Limit on kernel block / grid numbers?

I’m working on a few fairly simple data conversion kernels in my code, I’ve got both of them to work find for small data sets, but when I scale up, the output gets all kinds of messed up.

For example: I’m operating on memory that is num_samples in size (we’ll call the data sets data1 and data2

Each “thread” of the function is independant of any others, so I don’t really care what order they get executed in, as long as the input (data1) and output (data2) are in the same order.

I call the function like this:

my_function <<< (num_samples/256) , 256, 0 >>> ( data1, data2 );

if num_samples <= 8388608 everything works fine, when num_samples > 8388608 it doesn’t work (admittedly I’ve only tried with 16M not 8M+1). I don’t get errors or anything, the data is just wrong.

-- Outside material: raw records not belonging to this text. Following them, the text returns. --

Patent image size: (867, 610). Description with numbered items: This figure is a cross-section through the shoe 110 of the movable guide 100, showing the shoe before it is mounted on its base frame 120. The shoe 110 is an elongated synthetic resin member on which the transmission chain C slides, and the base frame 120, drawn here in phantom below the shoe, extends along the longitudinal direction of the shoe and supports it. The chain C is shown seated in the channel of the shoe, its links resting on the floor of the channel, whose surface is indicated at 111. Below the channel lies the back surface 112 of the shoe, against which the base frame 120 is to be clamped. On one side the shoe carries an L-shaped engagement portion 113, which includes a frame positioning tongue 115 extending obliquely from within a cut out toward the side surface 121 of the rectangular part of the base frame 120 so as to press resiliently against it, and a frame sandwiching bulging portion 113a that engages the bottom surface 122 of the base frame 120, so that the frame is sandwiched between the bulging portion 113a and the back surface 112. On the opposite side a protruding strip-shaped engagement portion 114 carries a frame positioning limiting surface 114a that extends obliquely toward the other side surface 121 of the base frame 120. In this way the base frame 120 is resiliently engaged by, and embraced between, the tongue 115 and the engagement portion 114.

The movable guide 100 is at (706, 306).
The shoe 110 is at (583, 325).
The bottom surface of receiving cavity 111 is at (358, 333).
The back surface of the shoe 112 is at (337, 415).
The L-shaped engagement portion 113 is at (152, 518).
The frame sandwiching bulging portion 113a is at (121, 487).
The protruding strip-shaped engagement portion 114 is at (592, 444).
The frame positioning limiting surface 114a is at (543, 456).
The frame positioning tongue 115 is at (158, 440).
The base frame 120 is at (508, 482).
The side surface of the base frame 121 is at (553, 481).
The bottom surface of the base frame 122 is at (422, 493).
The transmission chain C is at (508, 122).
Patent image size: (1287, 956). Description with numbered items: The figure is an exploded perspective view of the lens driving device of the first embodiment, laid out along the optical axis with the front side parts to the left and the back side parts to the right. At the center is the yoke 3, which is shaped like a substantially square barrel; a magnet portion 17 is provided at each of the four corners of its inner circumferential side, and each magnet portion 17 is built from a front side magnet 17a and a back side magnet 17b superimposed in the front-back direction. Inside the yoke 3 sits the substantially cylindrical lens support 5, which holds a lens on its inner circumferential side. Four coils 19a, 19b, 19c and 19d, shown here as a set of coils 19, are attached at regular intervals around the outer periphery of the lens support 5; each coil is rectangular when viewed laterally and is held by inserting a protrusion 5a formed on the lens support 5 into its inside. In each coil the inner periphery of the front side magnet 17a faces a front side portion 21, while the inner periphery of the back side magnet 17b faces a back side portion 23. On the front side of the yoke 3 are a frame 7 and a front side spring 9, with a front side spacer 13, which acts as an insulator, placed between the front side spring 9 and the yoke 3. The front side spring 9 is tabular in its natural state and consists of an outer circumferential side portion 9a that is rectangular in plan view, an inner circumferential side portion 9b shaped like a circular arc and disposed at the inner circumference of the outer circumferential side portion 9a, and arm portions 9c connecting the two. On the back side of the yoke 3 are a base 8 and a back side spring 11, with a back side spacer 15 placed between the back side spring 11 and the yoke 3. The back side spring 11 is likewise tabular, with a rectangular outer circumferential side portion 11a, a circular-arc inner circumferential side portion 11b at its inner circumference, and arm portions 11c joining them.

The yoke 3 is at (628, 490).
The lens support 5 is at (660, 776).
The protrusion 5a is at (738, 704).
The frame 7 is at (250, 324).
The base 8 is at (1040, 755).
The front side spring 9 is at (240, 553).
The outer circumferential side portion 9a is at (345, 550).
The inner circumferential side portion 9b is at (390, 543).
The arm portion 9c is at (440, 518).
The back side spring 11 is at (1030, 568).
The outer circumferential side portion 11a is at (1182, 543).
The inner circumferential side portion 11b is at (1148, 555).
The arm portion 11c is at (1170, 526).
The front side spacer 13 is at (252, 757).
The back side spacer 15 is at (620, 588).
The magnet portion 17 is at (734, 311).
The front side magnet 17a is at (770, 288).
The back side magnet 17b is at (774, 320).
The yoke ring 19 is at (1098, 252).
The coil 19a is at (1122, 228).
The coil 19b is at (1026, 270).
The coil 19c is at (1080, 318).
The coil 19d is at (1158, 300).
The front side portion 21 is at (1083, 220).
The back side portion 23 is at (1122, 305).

I’ve looked through the documentation constantly this week and haven’t really found anything that really mentions any kind of limits that I’d be running into on this. (the max kernel time for 16M should be ~30ms or so MAX).


The maximum size for each dimension in the grid is 2^16-1=65535.
If you are using a 1D grid and 256 threads per block, you can only process
65535*256=16776960 elements if you are using a 1:1 mapping between element position and threadid.
Look at the Black-Scholes example for a way to handle generic size arrays.

Ahh, that would be why it’s not working, thanks I didn’t see that documented specifically.